China’s central bank injected a record $83 billion into the country’s financial system on Wednesday, seeking to avoid a cash crunch that would put further pressure on the weakening economy. China’s policymakers are pledging to step up stimulus measures this year and do more to protect jobs as economic growth cools to 28-year lows. But a raft of measures last year from big rail projects to tax cuts seem to have had little impact so far, with recent data suggesting activity is cooling more quickly than expected.

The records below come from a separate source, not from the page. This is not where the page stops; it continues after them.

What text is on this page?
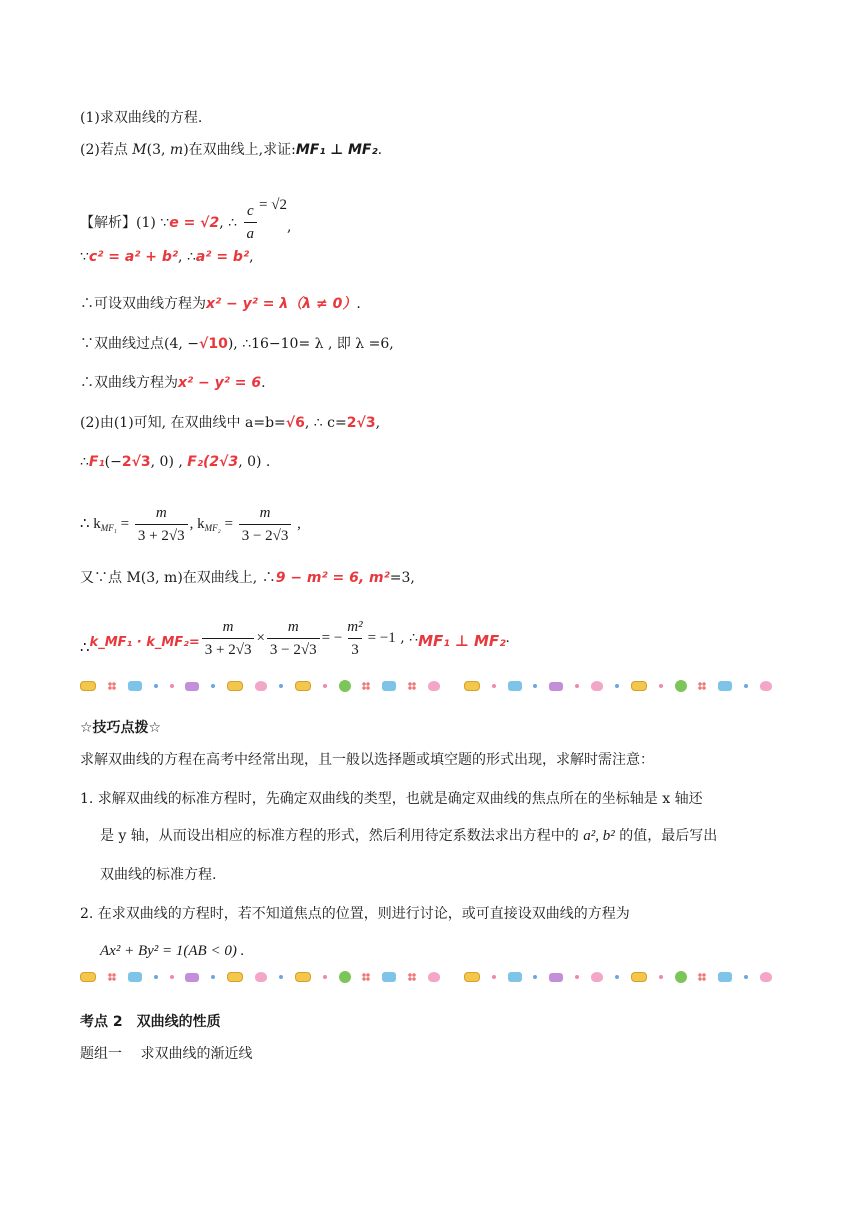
(1)求双曲线的方程.
(2)若点 M(3, m)在双曲线上,求证:MF₁ ⊥ MF₂.
【解析】(1) ∵e = √2, ∴ $\frac{c}{a} = √2$,
∵c² = a² + b², ∴a² = b²,
∴可设双曲线方程为x² − y² = λ（λ ≠ 0）.
∵双曲线过点(4, −√10), ∴16−10= λ , 即 λ =6,
∴双曲线方程为x² − y² = 6.
(2)由(1)可知, 在双曲线中 a=b=√6, ∴ c=2√3,
∴F₁(−2√3, 0) , F₂(2√3, 0) .
∴ $k_{MF_1} = \frac{m}{3 + 2√3}$ , $k_{MF_2} = \frac{m}{3 - 2√3}$ ,
又∵点 M(3, m)在双曲线上, ∴9 − m² = 6, m²=3,
∴k_MF₁ · k_MF₂= $\frac{m}{3 + 2√3} \times \frac{m}{3 - 2√3}$ = − $\frac{\text{m²}}{3} = -1$ , ∴MF₁ ⊥ MF₂.
☆技巧点拨☆
求解双曲线的方程在高考中经常出现，且一般以选择题或填空题的形式出现，求解时需注意：
1. 求解双曲线的标准方程时，先确定双曲线的类型，也就是确定双曲线的焦点所在的坐标轴是 x 轴还
是 y 轴，从而设出相应的标准方程的形式，然后利用待定系数法求出方程中的 a², b² 的值，最后写出
双曲线的标准方程.
2. 在求双曲线的方程时，若不知道焦点的位置，则进行讨论，或可直接设双曲线的方程为
Ax² + By² = 1(AB < 0) .
考点 2　双曲线的性质
题组一　 求双曲线的渐近线
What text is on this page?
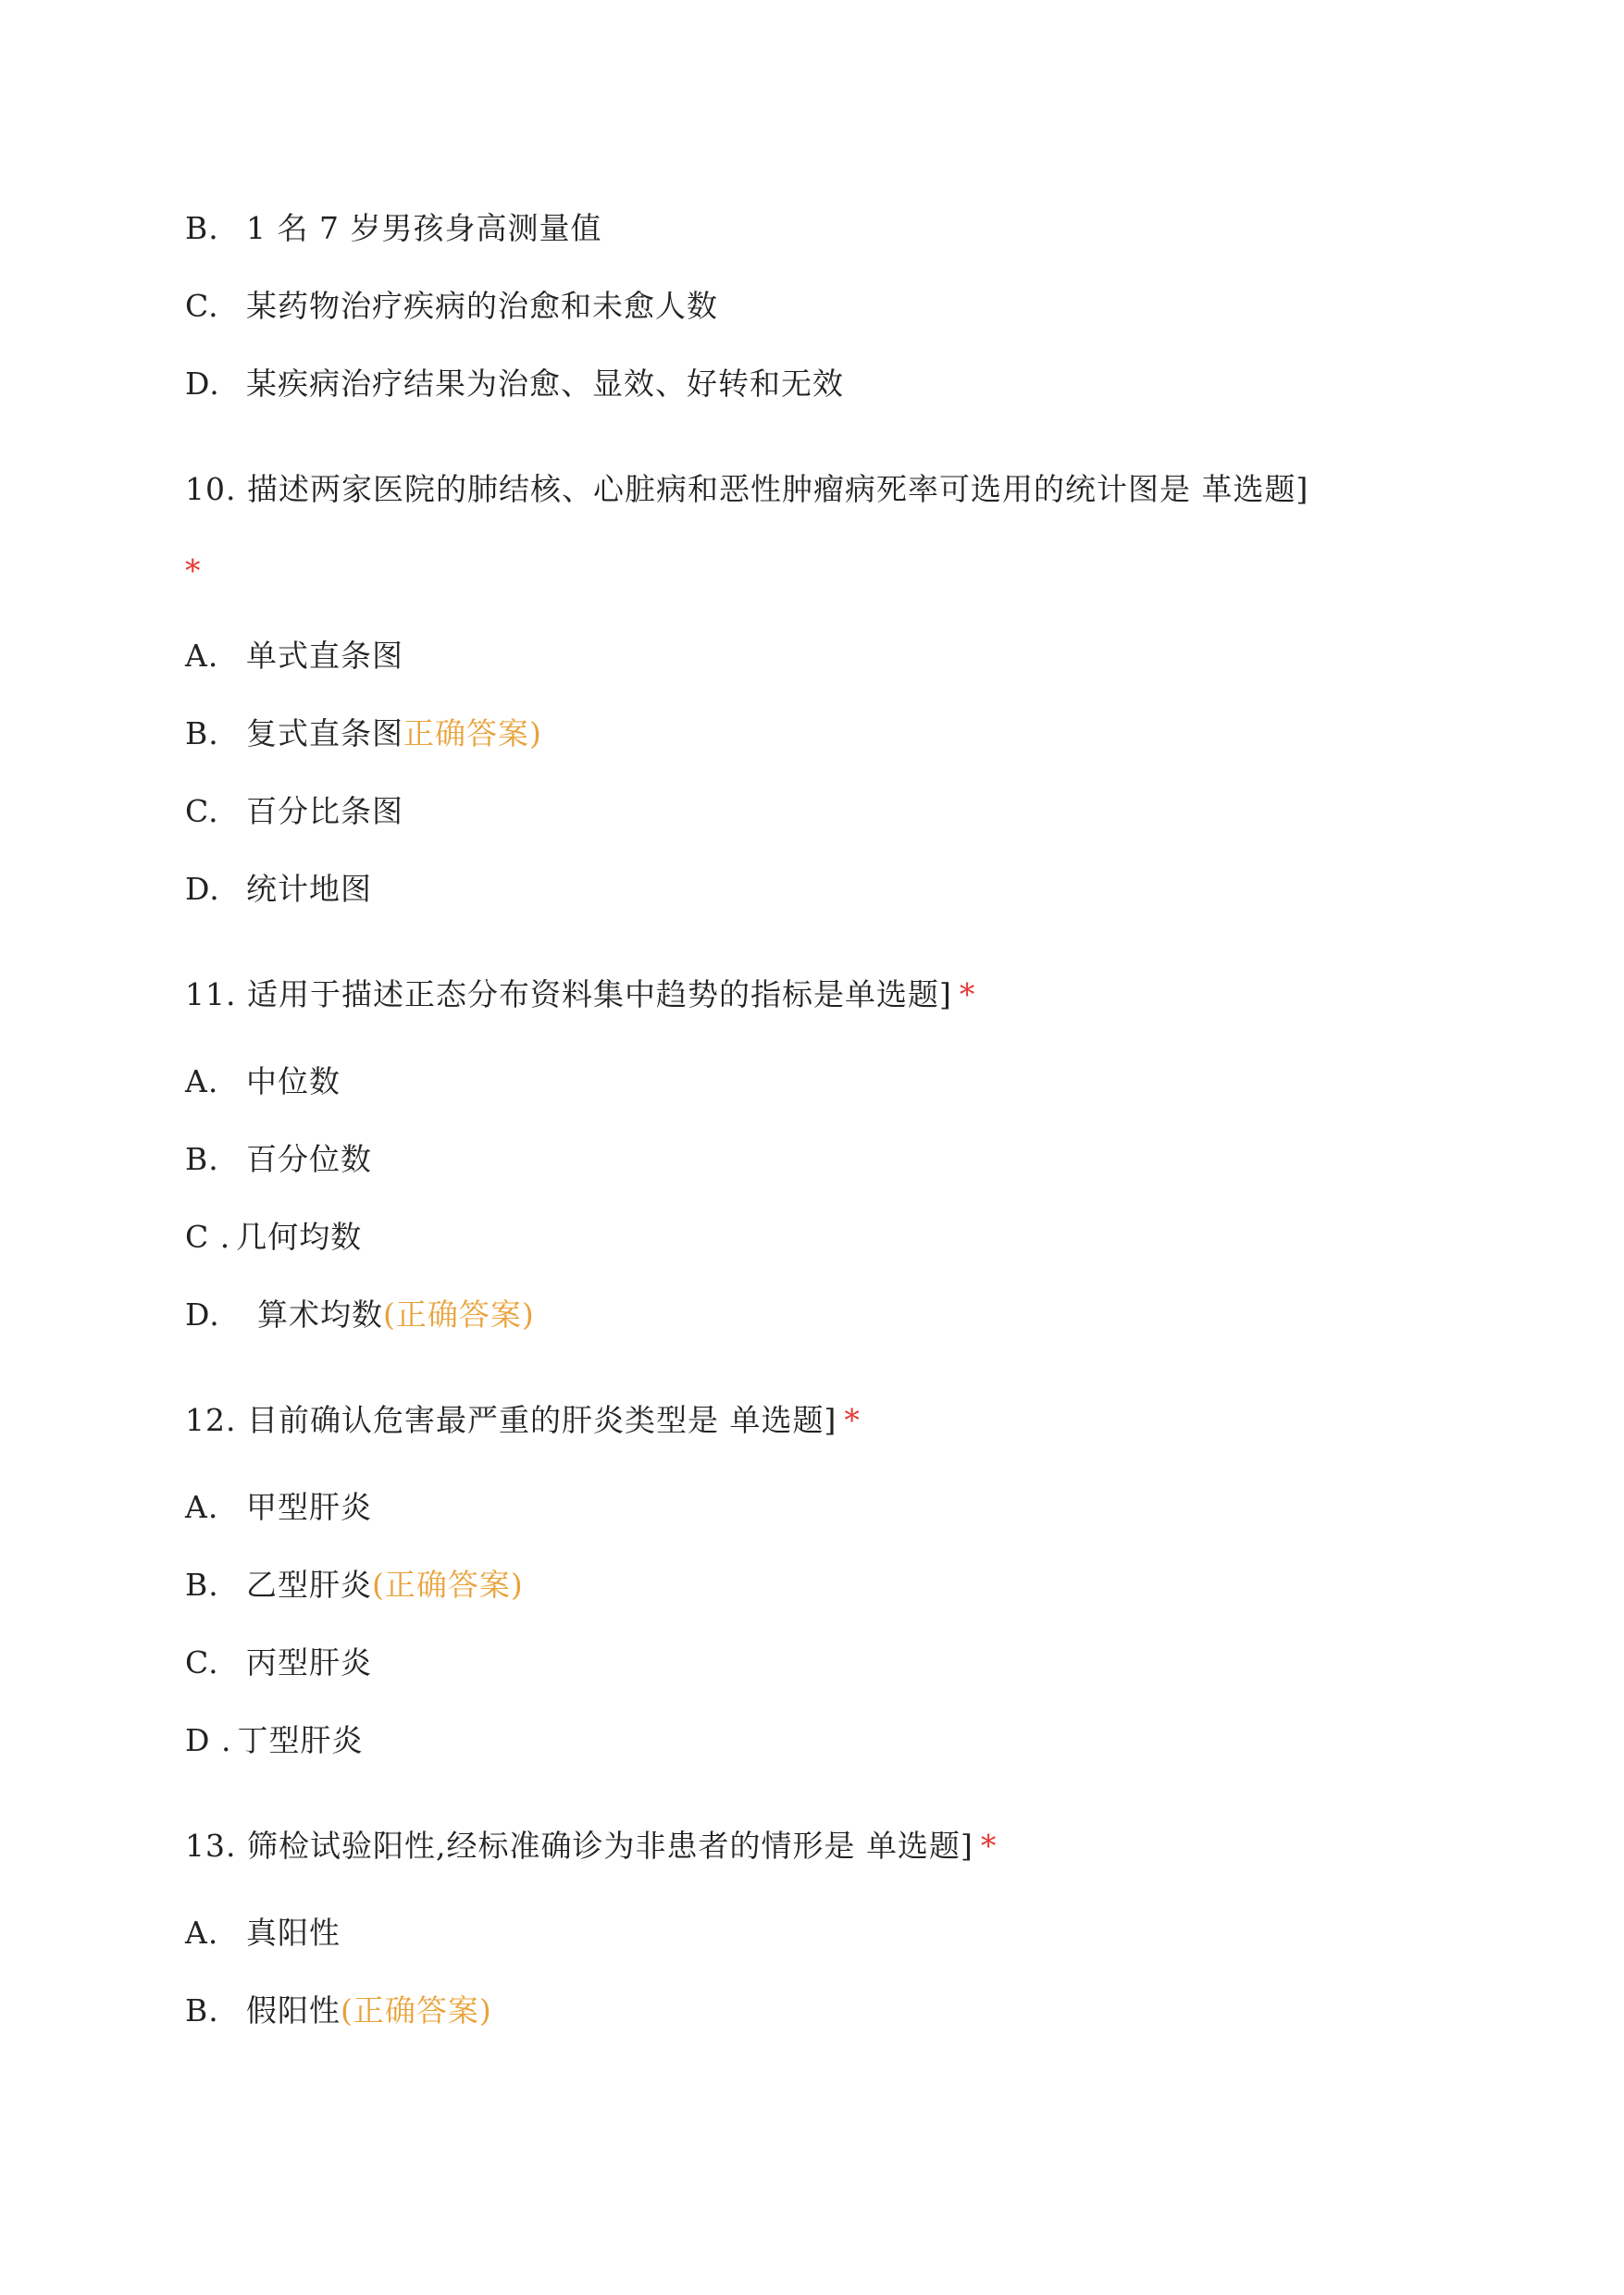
B. 1 名 7 岁男孩身高测量值
C. 某药物治疗疾病的治愈和未愈人数
D. 某疾病治疗结果为治愈、显效、好转和无效
10. 描述两家医院的肺结核、心脏病和恶性肿瘤病死率可选用的统计图是 革选题]
*
A. 单式直条图
B. 复式直条图正确答案)
C. 百分比条图
D. 统计地图
11. 适用于描述正态分布资料集中趋势的指标是单选题] *
A. 中位数
B. 百分位数
C . 几何均数
D. 算术均数(正确答案)
12. 目前确认危害最严重的肝炎类型是 单选题] *
A. 甲型肝炎
B. 乙型肝炎(正确答案)
C. 丙型肝炎
D . 丁型肝炎
13. 筛检试验阳性,经标准确诊为非患者的情形是 单选题] *
A. 真阳性
B. 假阳性(正确答案)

Wednesday’s open-market operation, the bank’s largest net single-day injection on record, came a day after China’s state planner, central bank and finance ministry all offered reassurances to investors, signaling more spending and other types of policy support. But shockingly weak December trade data released earlier this week, along with shrinking factory activity, are stirring speculation over whether more rapid and aggressive policy measures are needed to turn the world’s second-largest economy around.
The People’s Bank of China (PBOC) said Wednesday’s injection was aimed at ensuring there are ample funds in the financial system, which is facing strains as tax payments peak in mid-January, and as demand for cash picks up ahead of the Lunar New Year holidays starting in early February.
While sizable injections are common this time of year ahead of the long holidays, the addition was much heftier than usual and follows a large cut in banks’ reserve ratios announced this month, which will free up a total of $116 billion for new bank lending.